Nach zwei Jahren seit der Einstellung der Erstellung von 32-Bit-Installationsimage für die x86-Architektur haben die Entwickler von Ubuntu die vollständige Beendigung des Lebenszyklus dieser Architektur im Distribution bekannt gegeben. Ab der Herbstversion Ubuntu 19.10 werden keine Pakete im Repository für die i386-Architektur mehr erstellt.
Die letzte LTS-Version für Benutzer von 32-Bit-Systemen x86 wird Ubuntu 18.04 sein, deren Unterstützung bis April 2023 (mit kostenpflichtigem Abonnement bis 2028) dauern wird. Alle offiziellen Editionen des Projekts (wie Xubuntu, Kubuntu, Lubuntu usw.) sowie abgeleitete Distributionen (wie Linux Mint, Pop_OS, Zorin usw.) werden die Möglichkeit verlieren, Versionen für die 32-Bit-Architektur x86 bereitzustellen, da sie aus der gemeinsamen Paketbasis mit Ubuntu erstellt werden (die meisten Editionen haben bereits die Bereitstellung von Installationsimage für i386 eingestellt).
Um die Ausführung vorhandener 32-Bit-Anwendungen zu gewährleisten, die nicht für 64-Bit-Systeme neu kompiliert werden können (zum Beispiel bleiben viele Spiele auf Steam nur in 32-Bit-Versionen verfügbar), wird in der Umgebung von Ubuntu 19.10 und neueren Versionen verwenden Sie eine separate Umgebung mit Ubuntu 18.04, die in einem Container oder chroot installiert ist, oder verpacken Sie die Anwendung in ein Snap-Paket mit den Runtime-Bibliotheken core18 basierend auf Ubuntu 18.04.
Als Grund für die Einstellung der Unterstützung der i386-Architektur wird die Unfähigkeit angeführt, Pakete auf dem Niveau anderer unterstützter Architekturen in Ubuntu zu warten, aufgrund unzureichender Unterstützung im Linux-Kernel, in den Werkzeugen und Browsern. Insbesondere werden die neuesten Entwicklungen im Bereich der Sicherheitsverbesserungen und der Schutzmaßnahmen gegen grundlegende Schwachstellen nicht mehr zeitgerecht für 32-Bit-x86-Systeme entwickelt und sind nur für die 64-Bit-Architektur verfügbar.
Darüber hinaus erfordert die Unterstützung der Paketbasis für i386 erhebliche Entwicklungs- und Qualitätssicherungsressourcen, die aufgrund der geringen Benutzerbasis, die weiterhin veraltete Hardware verwendet, nicht gerechtfertigt sind.

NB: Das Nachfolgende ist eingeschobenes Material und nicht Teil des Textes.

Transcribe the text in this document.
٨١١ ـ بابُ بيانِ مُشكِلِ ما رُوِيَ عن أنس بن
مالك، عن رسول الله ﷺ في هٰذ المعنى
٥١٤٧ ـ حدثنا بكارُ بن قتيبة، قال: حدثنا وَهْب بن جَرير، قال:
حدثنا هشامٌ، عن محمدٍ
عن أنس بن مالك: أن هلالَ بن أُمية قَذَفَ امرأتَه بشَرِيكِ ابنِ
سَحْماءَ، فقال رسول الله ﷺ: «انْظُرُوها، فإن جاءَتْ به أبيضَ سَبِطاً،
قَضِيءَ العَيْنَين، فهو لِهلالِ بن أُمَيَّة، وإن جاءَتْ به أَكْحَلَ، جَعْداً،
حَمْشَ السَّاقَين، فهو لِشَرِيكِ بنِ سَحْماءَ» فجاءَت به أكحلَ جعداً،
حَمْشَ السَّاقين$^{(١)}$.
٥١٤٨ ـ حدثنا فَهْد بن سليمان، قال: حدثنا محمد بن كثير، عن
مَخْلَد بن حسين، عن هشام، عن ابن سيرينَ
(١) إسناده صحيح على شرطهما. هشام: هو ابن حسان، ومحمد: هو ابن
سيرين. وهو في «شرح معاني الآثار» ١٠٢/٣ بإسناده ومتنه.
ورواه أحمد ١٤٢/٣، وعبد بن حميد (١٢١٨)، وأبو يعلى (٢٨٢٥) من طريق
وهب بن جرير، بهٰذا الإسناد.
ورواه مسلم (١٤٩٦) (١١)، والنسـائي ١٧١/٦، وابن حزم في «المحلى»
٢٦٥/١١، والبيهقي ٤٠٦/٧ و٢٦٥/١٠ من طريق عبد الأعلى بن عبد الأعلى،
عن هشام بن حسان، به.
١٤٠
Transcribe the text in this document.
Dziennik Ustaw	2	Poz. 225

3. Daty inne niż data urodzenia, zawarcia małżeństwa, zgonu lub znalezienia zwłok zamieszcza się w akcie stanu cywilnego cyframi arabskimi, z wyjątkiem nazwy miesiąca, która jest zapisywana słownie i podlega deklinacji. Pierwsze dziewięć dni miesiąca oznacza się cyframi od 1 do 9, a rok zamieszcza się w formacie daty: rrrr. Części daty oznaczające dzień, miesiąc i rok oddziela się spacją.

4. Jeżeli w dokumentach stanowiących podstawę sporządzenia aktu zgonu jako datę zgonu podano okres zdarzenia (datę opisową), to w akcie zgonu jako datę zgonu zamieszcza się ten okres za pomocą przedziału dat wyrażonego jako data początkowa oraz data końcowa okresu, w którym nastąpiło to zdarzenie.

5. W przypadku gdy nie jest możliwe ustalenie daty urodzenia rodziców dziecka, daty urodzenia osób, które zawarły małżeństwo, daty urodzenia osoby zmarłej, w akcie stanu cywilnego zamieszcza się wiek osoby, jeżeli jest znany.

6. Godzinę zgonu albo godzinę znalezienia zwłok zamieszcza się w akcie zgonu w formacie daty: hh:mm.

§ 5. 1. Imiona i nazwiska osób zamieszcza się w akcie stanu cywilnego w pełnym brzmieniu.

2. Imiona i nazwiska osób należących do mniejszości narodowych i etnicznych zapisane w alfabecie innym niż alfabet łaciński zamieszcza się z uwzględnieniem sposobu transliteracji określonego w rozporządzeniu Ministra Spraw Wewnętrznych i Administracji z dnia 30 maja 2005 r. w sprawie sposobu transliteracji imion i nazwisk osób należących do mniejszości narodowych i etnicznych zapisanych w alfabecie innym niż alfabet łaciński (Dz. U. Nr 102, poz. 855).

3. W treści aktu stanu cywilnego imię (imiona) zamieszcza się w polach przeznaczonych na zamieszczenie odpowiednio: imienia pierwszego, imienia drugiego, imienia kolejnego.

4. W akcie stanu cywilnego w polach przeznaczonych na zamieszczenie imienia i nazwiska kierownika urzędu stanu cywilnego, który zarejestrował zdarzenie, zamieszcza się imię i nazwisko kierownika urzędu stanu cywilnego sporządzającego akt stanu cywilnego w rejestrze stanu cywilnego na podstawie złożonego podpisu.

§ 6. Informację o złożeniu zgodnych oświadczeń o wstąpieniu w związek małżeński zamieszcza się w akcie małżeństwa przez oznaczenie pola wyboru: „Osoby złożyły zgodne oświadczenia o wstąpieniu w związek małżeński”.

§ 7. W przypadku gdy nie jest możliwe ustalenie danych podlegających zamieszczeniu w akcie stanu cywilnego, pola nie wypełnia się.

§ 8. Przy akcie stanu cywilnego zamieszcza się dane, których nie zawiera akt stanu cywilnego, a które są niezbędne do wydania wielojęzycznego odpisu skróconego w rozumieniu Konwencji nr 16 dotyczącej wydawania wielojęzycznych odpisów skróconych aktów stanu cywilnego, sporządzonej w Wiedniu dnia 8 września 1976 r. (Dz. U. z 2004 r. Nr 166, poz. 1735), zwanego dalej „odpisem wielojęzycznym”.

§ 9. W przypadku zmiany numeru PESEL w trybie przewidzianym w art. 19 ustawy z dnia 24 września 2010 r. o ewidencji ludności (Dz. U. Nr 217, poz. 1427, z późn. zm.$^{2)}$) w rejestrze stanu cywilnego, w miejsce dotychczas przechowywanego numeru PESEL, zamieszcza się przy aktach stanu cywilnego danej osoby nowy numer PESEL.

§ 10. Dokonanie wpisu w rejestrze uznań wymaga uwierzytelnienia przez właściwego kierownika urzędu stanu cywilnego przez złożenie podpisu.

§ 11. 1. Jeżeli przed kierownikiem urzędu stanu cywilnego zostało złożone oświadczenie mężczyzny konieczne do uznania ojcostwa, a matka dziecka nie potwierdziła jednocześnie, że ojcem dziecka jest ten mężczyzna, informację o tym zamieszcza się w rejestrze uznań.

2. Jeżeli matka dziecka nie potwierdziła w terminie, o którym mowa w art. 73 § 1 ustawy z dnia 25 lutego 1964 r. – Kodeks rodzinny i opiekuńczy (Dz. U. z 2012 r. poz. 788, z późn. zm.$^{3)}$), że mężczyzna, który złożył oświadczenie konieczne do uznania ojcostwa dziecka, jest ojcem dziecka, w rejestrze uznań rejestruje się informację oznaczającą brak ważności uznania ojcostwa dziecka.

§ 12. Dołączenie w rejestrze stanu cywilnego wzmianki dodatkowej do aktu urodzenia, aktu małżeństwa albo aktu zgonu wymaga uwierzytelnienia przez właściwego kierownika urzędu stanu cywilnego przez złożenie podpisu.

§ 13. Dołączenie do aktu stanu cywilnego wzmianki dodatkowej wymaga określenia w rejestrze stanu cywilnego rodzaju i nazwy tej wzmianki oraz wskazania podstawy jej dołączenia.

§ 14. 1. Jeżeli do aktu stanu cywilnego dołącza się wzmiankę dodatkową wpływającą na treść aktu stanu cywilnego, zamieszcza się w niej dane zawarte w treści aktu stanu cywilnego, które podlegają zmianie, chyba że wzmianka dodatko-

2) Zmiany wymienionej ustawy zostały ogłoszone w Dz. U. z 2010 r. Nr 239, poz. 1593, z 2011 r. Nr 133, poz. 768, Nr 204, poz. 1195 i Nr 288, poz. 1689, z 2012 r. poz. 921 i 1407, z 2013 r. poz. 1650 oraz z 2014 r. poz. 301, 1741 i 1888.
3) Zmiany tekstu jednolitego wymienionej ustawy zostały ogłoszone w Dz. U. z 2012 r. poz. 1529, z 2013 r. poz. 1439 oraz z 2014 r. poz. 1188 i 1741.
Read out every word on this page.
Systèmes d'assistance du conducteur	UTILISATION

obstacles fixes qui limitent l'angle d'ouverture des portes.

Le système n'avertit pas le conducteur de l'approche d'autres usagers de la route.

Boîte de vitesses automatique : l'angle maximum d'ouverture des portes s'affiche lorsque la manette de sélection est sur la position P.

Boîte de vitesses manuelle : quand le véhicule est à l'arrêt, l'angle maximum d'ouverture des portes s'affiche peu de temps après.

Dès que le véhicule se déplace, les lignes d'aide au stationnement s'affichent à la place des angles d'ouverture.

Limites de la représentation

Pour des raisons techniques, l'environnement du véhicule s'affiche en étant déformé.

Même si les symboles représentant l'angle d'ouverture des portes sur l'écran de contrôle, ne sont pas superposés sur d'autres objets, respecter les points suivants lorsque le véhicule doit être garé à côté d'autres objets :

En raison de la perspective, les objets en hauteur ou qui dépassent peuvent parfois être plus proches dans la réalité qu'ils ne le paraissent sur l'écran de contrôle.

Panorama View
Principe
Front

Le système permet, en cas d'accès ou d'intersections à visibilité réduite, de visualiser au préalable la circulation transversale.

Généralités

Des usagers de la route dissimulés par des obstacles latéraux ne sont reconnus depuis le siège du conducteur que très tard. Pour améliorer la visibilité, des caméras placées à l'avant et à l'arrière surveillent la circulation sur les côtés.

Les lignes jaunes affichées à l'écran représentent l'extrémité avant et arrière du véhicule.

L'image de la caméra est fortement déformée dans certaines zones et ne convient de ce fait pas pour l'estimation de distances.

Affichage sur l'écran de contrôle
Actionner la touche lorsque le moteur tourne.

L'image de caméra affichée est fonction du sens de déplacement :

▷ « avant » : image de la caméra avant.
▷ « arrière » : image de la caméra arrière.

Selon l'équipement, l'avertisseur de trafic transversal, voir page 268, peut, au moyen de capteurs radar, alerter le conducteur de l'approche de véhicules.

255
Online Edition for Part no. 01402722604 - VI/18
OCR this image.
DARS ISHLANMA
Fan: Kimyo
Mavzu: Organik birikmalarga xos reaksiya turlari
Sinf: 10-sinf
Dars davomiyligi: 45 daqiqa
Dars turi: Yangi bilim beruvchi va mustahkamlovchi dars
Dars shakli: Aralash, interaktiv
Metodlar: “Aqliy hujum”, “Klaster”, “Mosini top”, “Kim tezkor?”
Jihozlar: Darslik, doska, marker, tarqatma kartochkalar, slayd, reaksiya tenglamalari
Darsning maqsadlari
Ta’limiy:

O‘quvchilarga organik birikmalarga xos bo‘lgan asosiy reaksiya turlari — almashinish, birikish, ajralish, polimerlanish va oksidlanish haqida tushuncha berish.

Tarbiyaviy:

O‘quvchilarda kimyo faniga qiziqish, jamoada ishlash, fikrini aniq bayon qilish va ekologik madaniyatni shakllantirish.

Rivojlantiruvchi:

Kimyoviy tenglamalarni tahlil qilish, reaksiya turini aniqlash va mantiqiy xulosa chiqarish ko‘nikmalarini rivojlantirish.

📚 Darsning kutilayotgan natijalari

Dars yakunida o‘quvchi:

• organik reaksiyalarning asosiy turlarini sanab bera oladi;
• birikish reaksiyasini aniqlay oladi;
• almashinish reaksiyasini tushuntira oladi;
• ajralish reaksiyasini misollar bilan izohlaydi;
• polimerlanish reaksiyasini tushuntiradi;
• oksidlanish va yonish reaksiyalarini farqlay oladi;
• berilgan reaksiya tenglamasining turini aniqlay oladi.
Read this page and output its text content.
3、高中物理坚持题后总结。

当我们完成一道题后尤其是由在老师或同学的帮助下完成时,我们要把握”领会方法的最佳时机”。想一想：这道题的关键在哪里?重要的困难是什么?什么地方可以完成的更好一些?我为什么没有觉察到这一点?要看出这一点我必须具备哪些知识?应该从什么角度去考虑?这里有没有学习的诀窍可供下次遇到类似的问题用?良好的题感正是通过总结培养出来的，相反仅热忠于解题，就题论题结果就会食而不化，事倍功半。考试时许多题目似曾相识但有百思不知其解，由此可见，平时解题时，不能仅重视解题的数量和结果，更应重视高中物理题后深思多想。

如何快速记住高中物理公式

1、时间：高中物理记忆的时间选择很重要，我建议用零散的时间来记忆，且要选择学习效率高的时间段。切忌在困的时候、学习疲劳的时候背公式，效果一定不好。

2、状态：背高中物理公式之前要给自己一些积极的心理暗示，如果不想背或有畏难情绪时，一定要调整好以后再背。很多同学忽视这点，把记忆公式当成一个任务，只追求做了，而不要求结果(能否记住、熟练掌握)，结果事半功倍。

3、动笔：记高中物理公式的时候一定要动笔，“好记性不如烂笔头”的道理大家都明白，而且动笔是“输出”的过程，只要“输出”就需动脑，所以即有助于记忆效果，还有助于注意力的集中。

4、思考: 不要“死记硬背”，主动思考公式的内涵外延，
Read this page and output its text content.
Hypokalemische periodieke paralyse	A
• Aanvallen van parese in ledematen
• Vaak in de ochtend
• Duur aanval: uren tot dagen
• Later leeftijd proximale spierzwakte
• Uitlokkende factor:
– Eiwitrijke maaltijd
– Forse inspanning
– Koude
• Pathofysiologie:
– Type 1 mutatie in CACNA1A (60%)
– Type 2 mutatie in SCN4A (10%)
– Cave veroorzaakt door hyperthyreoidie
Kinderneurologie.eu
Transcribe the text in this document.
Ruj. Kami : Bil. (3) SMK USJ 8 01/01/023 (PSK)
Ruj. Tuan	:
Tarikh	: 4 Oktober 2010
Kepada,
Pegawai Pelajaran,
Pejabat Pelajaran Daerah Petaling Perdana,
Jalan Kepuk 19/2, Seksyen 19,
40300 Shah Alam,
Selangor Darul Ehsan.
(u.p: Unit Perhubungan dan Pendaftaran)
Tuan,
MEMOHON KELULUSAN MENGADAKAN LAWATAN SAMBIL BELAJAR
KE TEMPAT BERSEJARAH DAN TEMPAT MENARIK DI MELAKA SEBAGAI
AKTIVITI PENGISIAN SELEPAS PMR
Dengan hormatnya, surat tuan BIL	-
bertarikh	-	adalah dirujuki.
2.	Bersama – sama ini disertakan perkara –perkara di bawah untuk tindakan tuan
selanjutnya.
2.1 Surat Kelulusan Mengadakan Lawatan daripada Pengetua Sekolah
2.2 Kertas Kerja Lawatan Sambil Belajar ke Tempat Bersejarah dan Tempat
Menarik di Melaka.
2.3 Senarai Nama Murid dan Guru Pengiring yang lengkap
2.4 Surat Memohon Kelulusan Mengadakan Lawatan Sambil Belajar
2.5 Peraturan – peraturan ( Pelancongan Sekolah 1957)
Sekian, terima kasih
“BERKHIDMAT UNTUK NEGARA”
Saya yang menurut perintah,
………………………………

Der Anteil der i386-Systeme wird auf 1% der insgesamt installierten Systeme geschätzt. Die meisten PCs und Laptops mit Intel- und AMD-Prozessoren, die in den letzten 10 Jahren veröffentlicht wurden, können problemlos auf den 64-Bit-Modus umgestellt werden. Hardware, die den 64-Bit-Modus nicht unterstützt, ist bereits so veraltet, dass sie nicht über die erforderlichen Rechenressourcen verfügt, um die neuesten Versionen von Ubuntu Desktop auszuführen.